La Voz de Asturias

La pintora que crea arte con las cenizas de los muertos

Asturias

Susana D. Machargo Redacción

La ovetense Olga Montero pinta cuadros con los restos de personas y mascotas incineradas

24 May 2016. Actualizado a las 05:01 h.

Frente a los términos yu-yu o grima, ella prefiere hablar de respeto y desdramatización de la muerte. Está convencida de que los momentos más trágicos son terreno abonado para el arte y de que no hay mejor manera de rendir tributo a los que ya no están que verles cada día. La artista plástica ovetense Olga Montero llevaba años con la idea en la cabeza incapaz de llevarla al terreno por miedo al rechazo. Pero en julio falleció su padre, Paco, un minero de Olloniego amante del fútbol, la filatelia y el ajedrez. Se dio cuenta de que había llegado el momento de pasar del mundo de las ideas y de la sensibilidad a los hechos. Con las cenizas de la incineración de su padre ha pintado varios cuadros. En unos ha jugado con las texturas y con los fondos, en otras les ha dado un imprimación y ha otorgado el protagonismo al color. El primero fue de pura experimentación. Con los que está elaborando ahora, perfecciona su técnica. Rinde tributo a quién era y a lo que le gustaba. La idea es que siga presente a través de sus trazos.

Montero se presenta como una mujer polifacética, autodidacta y amante del arte. La pintura es el campo en el que se siente más cómoda y donde encuentra más posibilidades de innovar y experimentar. Sin embargo, también ha hecho sus pinitos en la interpretación y no dice que no a nada sin antes escuchar y sopesar cada propuesta. Su pequeño apartamento de Oviedo concentra gran parte de su personalidad, es su taller, el primer almacén de sus obras, su refugio, el lugar en el que madura sus ideas. Comienza hablando con prudencia de sus cuadrados pintados a base de cenizas humanas o de mascotas. Solo vence ese recelo cuando observa la reacción del interlocutor. Teme que la consideren una friki cuando, en realidad, ella lo entiende como pura sensibilidad.

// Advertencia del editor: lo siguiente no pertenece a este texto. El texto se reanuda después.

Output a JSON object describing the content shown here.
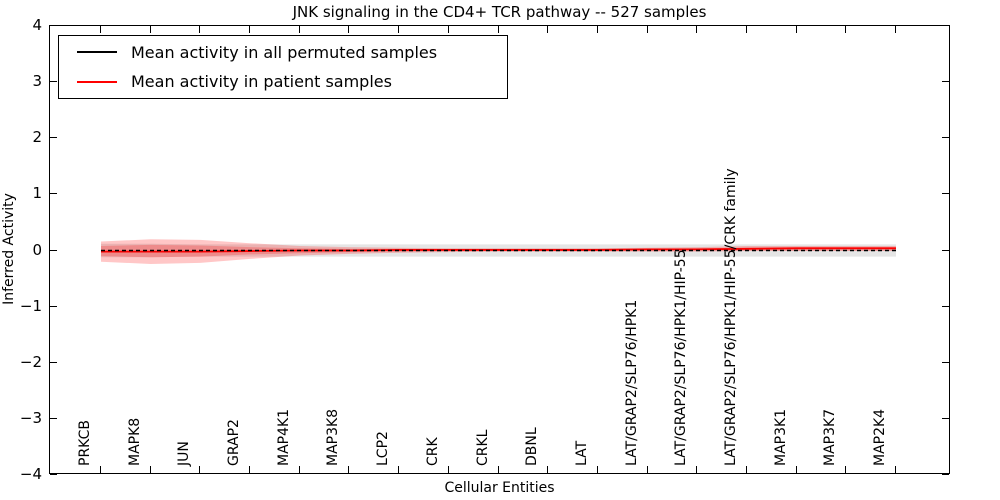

«En otros países hacen diamantes. Hay quien conserva unas pocas en joyas. Otros las colocan en urnas vistosas en su salón, lo esparcen en el campo o lo echan a sus plantas. Yo propongo revisar esa idea y darle un valor extra a través del arte. Es una forma de dejar huella con los seres queridos y para conseguirlo uso mis pinceles. Es también un medio de personalizar, porque el cuadro puede tener en cuenta sus gustos o su personalidad», explica esta pintora ovetense, que sabe que tiene entre las manos un tema delicado.

Experimentación

La muerte de su padre fue un momento vital difícil que recondujo a través de la pintura. Tanto su madre como sus familiares y allegados ya la habían oído hablar de su plan de pintar cuadros a base de cenizas. Llevaba años dándole vueltas. Conocían la idea y sus argumentos. Así que a su madre no la pilló del todo por sorpresa cuando le comentó que quería utilizar los restos de la incineración de su padre. Incluso la implicó en el proceso. Estaban juntas en casa cuando comenzaron a trabajarlas. Las tamizaron y utilizaron látex para ligarlas. Olga Montero aprovechó su experiencia con el alabastro y la arena de piedra pómez. La primera textura recuerda que era más parecida a la de la arena de playa. La extendió por la noche sobre el lienzo y esperó a la mañana para ver si se había fijado. Cuando se despertó y vio el resultado, supo que estaba en el camino correcto.

Esta artista plástica trabaja las cenizas con espátula. Las utiliza para conseguir fondos, texturas y formas. El primer cuadro de su padre fue abstracto, de 60x50 y con mucho colorido, muy diferente de la gama de tonos que suele utilizar en el resto de sus obras. Ese es el que preside el salón de su madre, en Olloniego. Ahora está trabajando otros formatos más pequeños, unos figurativos y otros no. Uno de ellos, el que muestra en el vídeo que acompaña estas líneas, le recuerda como minero.

Moldea el material con las máximas medidas de seguridad, con mascarrilla y gafas. Explica que es «mucho más tabajoso» que el resto de componentes que ha utilizado hasta el momento, como, por ejemplo, el alabastro o la arena de piedra pómez.  Es más difícil pero infinitamente más satisfactorio. Las palabras de su madre a sus amigas cuando muestra el cuadro abstracto que cuelga de su salón le llenan de orgullo: «Me lo hizo mi hija. Es un cuadro precioso».